En un mot, rappelle-toi ceci : quelle que soit la chose à laquelle tu
attaches du prix, hors de la portée de ton libre arbitre, tu annihiles ton
libre arbitre. Or, il n'y a pas que les magistratures qui soient hors de
sa portée : la condition privée l'est aussi ; il n'y a pas que les
affaires qui le soient : les loisirs aussi le sont. — « Quoi ! me faut-il
vivre au milieu de ce tumulte ! » — Qu'appelles-tu tumulte? Ce grand
nombre d'hommes? Eh! qu'y a-t-il là de fâcheux? Suppose que tu es à
Olympie, et donne à cette foule le nom d'assemblée. Là aussi tel homme
pousse tel cri, tel autre fait telle autre chose, et ce troisième est
bousculé par un autre individu. Dans les bains il y a foule; or, quel est
celui de nous qui n'y aime pas ce concours de monde, et qui en sort de
mécontentement? Ne sois pas si difficile; n'aie pas des paroles de fiel
pour tout ce qui arrive. « Le vinaigre, dis-tu, me déplaît parce qu'il est
piquant; le miel me déplaît, parce qu'il dérange ma santé ; quant aux
légumes, je n'en veux pas. De même, je ne veux pas des loisirs, parce que
c'est la solitude; et je ne veux pas de la foule, parce que ce n'est que
tumulte. » Eh bien ! au contraire, si les circonstances veulent que tu
vives seul ou en compagnie restreinte, appelle cela la tranquillité, et
tire de ta situation le parti que tu dois en tirer : entretiens-toi avec
toi-même, éprouve tes idées, et perfectionne tes notions à priori. Si tu
tombes au milieu de la foule, dis-toi que ce sont des jeux, que c'est une
assemblée, que c'est une fête ; efforce-toi de célébrer cette fête avec
les autres hommes. Est-il, en effet, plus doux spectacle pour un ami de
l'humanité qu'un grand nombre d'hommes? Des troupeaux de chevaux ou de
bœufs nous font plaisir à voir; c'est un plaisir que d'avoir sous les yeux
un grand nombre de vaisseaux; et la vue d'un grand nombre d'hommes serait
une peine ! — « Mais leurs cris m'étourdissent ! » — C'est une gêne pour
tes oreilles. Mais à toi qu'est-ce que cela fait? Est-ce une gêne pour
celle de tes facultés qui doit faire emploi des idées? Est-il quelqu'un
qui t'empêche de désirer ou de craindre, de vouloir les choses ou de les
repousser, conformément à la nature? Quel est le tumulte qui ait ce pouvoir?

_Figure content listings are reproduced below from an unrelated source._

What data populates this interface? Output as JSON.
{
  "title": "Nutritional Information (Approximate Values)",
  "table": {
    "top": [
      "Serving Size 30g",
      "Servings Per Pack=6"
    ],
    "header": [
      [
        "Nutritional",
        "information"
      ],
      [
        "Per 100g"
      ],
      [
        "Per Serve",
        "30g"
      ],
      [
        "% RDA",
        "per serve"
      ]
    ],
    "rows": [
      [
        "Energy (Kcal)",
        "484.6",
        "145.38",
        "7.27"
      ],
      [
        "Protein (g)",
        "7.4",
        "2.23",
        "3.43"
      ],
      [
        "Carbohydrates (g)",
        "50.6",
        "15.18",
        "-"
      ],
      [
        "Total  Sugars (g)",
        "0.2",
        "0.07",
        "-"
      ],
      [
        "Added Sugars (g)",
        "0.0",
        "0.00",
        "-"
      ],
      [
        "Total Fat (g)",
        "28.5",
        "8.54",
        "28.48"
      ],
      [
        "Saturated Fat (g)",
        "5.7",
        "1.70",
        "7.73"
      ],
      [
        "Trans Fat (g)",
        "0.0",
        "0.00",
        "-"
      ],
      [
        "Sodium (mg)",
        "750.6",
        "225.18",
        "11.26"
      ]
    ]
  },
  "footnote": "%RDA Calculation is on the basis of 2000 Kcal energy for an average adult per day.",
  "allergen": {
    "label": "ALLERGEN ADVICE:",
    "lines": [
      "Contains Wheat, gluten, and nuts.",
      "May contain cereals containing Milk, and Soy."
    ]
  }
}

Souviens-toi seulement de ces généralités-ci : « Qu'est-ce qui est à moi?
Qu'est-ce qui n'est pas à moi? Qu'est-ce qui m'est permis? Qu'est-ce que
Dieu veut que je fasse à cette heure? Qu'est-ce qu'il ne veut pas que je
fasse? » Ces jours derniers il voulait que tu eusses du loisir, que tu
t'entretinsses avec toi-même, que tu écrivisses sur ce sujet, que tu
lusses, que tu écoutasses, que tu te préparasses ; et tu as eu pour cela
un temps suffisant. Aujourd'hui il te dit : « Parais dans l'arène;
montre-nous ce que tu as appris, et comment tu as travaillé. Jusques à
quand t'exerceras-tu tout seul? Voici le moment de connaître si tu es du
nombre des athlètes qui méritent de vaincre, ou du nombre de ceux qui
parcourent toute la terre en se faisant battre. De quoi t'irrites-tu? Il
n'y a pas d'arène sans foule tumultueuse. Il y faut nombre de gens pour
vous préparer, nombre de gens pour crier, nombre de surveillants, nombre
de spectateurs. » — « Mais je voulais vivre au sein du calme. » — Gémis
donc et pleure ; tu l'as bien mérité ! Peut-il, en effet, y avoir pour
l'ignorant qui désobéit aux ordres des Dieux un châtiment plus grand que
de se désoler, de se lamenter, déporter envie à d'autres, en deux mots,
d'être malheureux et misérable? N'est-ce pas là un lot auquel tu voudras
te soustraire?
— « Et comment m'y soustraire? » — N'as-tu pas entendu dire bien des fois
qu'il te faut supprimer en toi tout désir, n'avoir d'aversion que pour des
choses qui relèvent de ton libre arbitre, être indifférent à tout le
reste, à ton corps, à ta fortune, à ta réputation, à tes livres, au
tumulte de la foule, aux magistratures, à la vie privée? Car, de quelque
côté que tu inclines, te voilà esclave; tu as un maître ; on te fait
obstacle; on te contraint; tu dépends tout entier des autres.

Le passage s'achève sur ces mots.